F.I.L.M. of the Week (January 4, 2013)

4 01 2013

The recession has manifest itself in many obvious ways in American cinema.  There has been the vilification of the rich in movies like “Arbitrage” and “Wall Street: Money Never Sleeps,” excoriation of big business excess in “Tower Heist” and “Margin Call,” and glorification of the average joe worker-bee in “Win Win” and “The Company Men.”

Though “Take Shelter”, my pick for the “F.I.L.M. of the Week,” does not indulge in direct tapping of the zeitgeist, perhaps it best embodies it.  In a statement posted on the film’s website, director Jeff Nichols wrote:

“I believed there was a feeling out in the world that was palpable. It was an anxiety that was very real in my life, and I had the notion it was very real in the lives of other Americans as well as other people around the world.”

This brilliant realization of such post-recessional anxieties has made his “Take Shelter” a superb film that plays timely now but I suspect will ring timeless in the future.

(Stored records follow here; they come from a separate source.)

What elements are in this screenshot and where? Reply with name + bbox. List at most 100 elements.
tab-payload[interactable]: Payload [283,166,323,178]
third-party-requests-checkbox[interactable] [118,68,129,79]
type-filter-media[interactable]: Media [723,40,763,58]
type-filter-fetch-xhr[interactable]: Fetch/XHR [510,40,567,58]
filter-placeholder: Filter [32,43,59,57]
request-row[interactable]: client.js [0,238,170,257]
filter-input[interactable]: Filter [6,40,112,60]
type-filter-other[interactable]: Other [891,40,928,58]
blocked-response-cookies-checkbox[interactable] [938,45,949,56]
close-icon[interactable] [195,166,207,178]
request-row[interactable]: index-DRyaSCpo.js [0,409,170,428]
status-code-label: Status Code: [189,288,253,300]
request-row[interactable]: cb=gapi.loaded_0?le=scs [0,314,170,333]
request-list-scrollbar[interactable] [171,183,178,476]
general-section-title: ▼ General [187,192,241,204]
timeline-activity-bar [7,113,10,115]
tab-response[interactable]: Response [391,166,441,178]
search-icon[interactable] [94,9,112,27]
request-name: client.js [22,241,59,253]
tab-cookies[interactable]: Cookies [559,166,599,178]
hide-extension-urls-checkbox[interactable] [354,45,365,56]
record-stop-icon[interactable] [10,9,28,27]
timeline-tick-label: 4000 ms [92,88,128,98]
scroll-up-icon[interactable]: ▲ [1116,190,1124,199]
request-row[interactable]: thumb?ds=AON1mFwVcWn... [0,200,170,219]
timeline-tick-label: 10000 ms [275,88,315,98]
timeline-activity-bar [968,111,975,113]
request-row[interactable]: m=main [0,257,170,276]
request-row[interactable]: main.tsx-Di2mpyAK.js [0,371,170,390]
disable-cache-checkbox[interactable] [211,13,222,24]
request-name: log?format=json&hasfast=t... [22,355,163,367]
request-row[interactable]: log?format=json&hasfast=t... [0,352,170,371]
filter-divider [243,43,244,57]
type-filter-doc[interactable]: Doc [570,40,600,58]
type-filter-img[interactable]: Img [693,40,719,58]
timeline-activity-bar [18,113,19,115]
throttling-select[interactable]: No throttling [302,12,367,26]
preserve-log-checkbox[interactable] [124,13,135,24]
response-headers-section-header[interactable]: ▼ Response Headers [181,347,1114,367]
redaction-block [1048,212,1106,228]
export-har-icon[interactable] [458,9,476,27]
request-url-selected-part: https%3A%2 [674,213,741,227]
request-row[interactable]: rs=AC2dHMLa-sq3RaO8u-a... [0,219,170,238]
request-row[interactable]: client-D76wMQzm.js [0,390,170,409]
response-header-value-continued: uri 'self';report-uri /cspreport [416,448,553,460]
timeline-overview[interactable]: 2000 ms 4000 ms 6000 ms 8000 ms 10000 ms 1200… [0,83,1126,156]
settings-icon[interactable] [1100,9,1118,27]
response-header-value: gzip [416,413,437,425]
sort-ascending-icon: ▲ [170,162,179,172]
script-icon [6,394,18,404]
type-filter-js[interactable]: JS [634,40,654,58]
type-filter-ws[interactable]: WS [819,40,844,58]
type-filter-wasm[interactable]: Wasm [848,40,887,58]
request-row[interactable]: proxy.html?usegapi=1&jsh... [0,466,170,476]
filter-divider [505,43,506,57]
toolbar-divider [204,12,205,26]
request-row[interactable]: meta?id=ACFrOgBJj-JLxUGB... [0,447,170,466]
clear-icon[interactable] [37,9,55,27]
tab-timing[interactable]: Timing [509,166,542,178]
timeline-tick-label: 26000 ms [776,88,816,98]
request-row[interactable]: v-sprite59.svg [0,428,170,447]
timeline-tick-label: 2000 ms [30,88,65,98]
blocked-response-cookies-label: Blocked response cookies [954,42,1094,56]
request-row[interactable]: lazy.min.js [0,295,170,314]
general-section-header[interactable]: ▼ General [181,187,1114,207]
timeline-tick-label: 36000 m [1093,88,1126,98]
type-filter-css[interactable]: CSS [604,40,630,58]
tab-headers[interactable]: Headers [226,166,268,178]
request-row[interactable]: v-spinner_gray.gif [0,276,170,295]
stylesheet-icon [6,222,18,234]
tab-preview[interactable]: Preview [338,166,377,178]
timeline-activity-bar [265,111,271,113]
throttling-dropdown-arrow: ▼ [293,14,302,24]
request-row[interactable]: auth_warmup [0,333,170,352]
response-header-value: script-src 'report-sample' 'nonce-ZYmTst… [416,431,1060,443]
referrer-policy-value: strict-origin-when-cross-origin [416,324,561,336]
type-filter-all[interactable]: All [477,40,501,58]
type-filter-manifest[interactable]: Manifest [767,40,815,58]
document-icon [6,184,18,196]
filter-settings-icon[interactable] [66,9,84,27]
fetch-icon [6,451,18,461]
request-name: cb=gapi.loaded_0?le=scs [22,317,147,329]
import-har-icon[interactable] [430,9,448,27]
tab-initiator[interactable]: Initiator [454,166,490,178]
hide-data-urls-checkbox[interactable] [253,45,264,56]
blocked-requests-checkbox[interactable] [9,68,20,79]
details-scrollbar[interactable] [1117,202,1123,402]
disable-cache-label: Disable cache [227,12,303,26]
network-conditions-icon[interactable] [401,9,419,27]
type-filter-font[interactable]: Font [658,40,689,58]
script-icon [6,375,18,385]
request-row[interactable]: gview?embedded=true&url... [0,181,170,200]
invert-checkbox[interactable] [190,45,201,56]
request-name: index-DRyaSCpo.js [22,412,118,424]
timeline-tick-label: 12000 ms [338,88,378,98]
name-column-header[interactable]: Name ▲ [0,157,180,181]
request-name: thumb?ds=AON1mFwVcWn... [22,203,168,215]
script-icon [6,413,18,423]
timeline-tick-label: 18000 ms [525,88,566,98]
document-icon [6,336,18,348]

“Take Shelter” opens with its protagonist, Curtis, experiencing a rain of motor oil.  This is quickly revealed to be a hallucination, but it feels like a very real way to bring some internal storms to expressionistic life.  The movie’s magical realism is a perfect compliment to the beguiling veracity of Michael Shannon’s performance as Curtis, a man who puts on a brave face for his family in tough times but ultimately struggles with some very deep demons.

As these apocalyptic delusions get worse, Curtis becomes a sort of modern-day Noah (nothing like Steve Carell’s hokey character in “Evan Almighty,” I’ll have you know).  He quietly sets out to protect his wife and daughter from a cataclysmic event that apparently only he is able to recognize on the horizon.  This tension builds until he ultimately explodes in a fit of rage directed towards a community that doesn’t understand his worries.  In the hands of Shannon, these harbingers of doom sound completely righteous, almost like the words of a prophet.

Grounding the film in an unfair and unkind reality, on the other hand, is Jessica Chastain as Curtis’ loving wife Samantha.  She plays a very different kind of Madonna than her mother in “The Tree of Life,” one fiercely committed to the safety and stability of her family and doesn’t hesitate to fight for it.  She’s the heart and soul of “Take Shelter,” trying to work through Curtis’ torments with patience and level-headedness.  Sweet as can be, it really makes an impact when she snaps after Curtis puts a preventative tornado shelter in their backyard above their own daughter’s health.

All the while, Nichols punctuates the superb performances of Shannon and Chastain with sporadic bursts of nightmarish imagery.  Whether it’s a biting dog, masses of birds, or the mysterious motor oil, Nichols sets the mood for a constantly shape-shifting modern American anxiety.  No matter who watches this and when they watch it, I believe they will find something floating in the ambience of “Take Shelter” that will accurately represent their inner fears.